U.S. PET bottle recycling was at 29 percent for 2022, continuing what has now become a decadelong trend for that segment of the plastics recycling market.
The National Association for PET Container Resources takes a look at PET bottle recycling every year, and the 2022 PET Recycling Report shows a 29 percent recycling rate for PET bottles in the United States and a 37.8 percent recycling rate for PET bottles in North America.
The rate has held steady around 30 percent, give or take, for the past decade, Middletown, Wis.-based NAPCOR said.
"There is a growing demand for recycled content from manufacturers within both the food/beverage and nonfood bottle categories," said Laura Stewart, NAPCOR executive director, said in a statement.
"This is continued evidence that packaging made from PET can be reused and repurposed and has a key role to play in the circular economy."
The 2022 U.S. rate of 29 percent fell from 30.3 percent posted for 2021. The rate fell to 37.8 percent in North America, down from 38.4 percent in 2021, NAPCOR said.
The trade group also indicated the report shows a 15-percent increase in recycled content used in new U.S. bottles for 2022.
NAPCOR warned that there needs to be significant increases in PET collection to match recycled content demands in the future.
To reach 25 percent recycled content by 2025 in all U.S. PET bottles — a common goal stated by consumer goods companies — NAPCOR said recyclers would need 85 percent more than what was collected in 2022.
In releasing the latest PET bottle recycling information, NAPCOR also indicated the group’s 2021 numbers were revised after the trade group issued initial numbers last December for that year.
Stewart explained:
“In terms of 2021 and our restatement of numbers— as you can imagine, each year when we dive into the data we find ways of going deeper into the analysis, and the methodology becomes more sophisticated over time,” she said in an email.
“We revisited the 2021 data with new perspective, and while changes in collection were negligible the denominator did meaningfully shift. Since our findings moved the collection rate percentage by a point and a half, we felt we needed to adjust,” Stewart said.

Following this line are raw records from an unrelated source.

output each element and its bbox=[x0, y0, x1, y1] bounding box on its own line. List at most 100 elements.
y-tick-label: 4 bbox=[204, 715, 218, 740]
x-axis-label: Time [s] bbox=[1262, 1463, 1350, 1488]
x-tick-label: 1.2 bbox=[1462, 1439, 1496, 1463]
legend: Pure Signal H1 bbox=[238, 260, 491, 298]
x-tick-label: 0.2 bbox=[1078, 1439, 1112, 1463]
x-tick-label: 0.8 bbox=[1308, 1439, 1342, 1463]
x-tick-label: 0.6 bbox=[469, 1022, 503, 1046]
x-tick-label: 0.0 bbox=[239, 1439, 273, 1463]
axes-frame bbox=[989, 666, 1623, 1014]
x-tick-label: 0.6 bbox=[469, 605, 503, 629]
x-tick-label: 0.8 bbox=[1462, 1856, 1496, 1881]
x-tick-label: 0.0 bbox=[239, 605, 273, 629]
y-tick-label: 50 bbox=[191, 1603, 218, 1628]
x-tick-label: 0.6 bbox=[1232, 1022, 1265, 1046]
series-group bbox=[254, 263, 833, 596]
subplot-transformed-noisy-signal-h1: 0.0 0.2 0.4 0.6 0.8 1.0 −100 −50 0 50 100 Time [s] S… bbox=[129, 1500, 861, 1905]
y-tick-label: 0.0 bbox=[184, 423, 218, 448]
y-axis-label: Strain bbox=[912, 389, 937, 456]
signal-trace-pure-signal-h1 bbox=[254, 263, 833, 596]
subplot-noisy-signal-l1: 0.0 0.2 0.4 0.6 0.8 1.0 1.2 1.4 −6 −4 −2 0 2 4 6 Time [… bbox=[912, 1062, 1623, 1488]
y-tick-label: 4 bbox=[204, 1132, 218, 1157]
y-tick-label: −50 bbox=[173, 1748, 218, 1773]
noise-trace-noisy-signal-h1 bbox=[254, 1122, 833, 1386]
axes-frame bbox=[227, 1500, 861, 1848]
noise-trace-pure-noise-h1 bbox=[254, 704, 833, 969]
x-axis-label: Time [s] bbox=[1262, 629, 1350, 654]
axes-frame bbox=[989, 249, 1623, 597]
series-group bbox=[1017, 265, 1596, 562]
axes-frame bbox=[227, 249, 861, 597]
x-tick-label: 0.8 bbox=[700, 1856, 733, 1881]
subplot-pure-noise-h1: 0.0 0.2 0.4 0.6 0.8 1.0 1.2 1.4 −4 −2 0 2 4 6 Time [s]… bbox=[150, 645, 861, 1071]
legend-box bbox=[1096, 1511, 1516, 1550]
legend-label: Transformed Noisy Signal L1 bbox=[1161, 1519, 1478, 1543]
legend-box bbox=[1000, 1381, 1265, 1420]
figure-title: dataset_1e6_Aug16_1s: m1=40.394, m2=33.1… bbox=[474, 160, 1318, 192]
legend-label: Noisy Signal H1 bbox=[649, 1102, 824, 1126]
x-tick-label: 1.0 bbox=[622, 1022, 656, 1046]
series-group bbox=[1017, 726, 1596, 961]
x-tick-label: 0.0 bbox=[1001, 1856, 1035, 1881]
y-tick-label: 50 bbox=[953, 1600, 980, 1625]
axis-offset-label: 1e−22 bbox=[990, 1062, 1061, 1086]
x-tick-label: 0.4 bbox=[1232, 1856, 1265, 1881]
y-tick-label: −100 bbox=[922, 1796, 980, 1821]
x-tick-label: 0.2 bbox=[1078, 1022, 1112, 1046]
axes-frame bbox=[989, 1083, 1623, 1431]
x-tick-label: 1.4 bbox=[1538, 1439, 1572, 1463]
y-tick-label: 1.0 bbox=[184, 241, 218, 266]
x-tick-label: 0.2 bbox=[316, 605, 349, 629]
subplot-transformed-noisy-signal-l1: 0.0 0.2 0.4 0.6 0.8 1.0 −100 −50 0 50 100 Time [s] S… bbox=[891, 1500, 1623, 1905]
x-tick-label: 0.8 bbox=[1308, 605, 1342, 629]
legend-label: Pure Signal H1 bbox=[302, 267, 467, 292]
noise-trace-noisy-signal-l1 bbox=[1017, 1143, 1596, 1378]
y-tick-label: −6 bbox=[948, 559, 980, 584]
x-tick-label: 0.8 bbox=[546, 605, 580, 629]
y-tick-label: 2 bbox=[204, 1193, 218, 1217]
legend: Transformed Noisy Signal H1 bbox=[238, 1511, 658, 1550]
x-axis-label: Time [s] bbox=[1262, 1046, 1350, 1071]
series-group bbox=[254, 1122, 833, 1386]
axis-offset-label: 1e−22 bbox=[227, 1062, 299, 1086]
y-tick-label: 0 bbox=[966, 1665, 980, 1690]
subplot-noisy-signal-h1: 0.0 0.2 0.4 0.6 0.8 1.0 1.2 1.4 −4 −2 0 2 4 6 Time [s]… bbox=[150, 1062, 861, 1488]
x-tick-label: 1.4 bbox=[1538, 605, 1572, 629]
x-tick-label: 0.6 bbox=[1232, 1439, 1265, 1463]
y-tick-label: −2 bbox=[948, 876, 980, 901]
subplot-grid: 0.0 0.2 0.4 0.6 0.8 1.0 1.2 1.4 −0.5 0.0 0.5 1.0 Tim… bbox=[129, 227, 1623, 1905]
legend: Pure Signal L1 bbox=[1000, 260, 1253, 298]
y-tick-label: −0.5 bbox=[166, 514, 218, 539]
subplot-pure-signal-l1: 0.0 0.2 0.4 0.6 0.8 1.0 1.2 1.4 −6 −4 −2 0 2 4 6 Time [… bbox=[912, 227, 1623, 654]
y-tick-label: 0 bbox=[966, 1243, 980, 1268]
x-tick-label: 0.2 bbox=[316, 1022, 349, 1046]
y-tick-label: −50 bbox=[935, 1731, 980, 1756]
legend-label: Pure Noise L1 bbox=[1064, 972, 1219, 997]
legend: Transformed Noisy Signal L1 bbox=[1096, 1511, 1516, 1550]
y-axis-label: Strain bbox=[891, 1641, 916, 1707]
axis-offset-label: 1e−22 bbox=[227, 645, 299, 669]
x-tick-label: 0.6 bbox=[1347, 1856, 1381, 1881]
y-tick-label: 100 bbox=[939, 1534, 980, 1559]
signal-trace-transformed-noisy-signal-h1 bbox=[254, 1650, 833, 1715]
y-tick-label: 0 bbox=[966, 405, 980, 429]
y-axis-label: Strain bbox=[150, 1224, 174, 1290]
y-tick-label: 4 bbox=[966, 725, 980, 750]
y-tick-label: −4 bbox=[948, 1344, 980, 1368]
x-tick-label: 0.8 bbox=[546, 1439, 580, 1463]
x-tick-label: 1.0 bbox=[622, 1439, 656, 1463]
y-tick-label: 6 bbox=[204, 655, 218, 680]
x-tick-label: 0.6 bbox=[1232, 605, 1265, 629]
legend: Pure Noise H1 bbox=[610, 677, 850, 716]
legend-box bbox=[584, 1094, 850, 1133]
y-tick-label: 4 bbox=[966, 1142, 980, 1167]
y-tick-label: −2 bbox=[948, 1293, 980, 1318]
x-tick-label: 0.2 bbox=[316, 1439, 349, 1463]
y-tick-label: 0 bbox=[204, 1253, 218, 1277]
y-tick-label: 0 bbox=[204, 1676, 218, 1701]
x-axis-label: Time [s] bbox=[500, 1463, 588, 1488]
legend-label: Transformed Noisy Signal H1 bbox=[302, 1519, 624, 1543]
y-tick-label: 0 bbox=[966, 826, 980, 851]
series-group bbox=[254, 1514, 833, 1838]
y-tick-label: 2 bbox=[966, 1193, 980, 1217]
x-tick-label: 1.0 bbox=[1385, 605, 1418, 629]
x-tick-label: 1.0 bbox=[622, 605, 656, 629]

NAPCOR previously indicated a recycling rate of 28.6 percent for 2021, up from 27.1 percent in 2020 when numbers fell due to the pandemic.
The latest numbers, the executive director indicated, show a continued shift for recycled PET into bottle applications from fiber use.
“Since 2017, you can see the steep growth in the bottle categories — we think due to a combination of both legislative and voluntary commitments,” Stewart said in the email.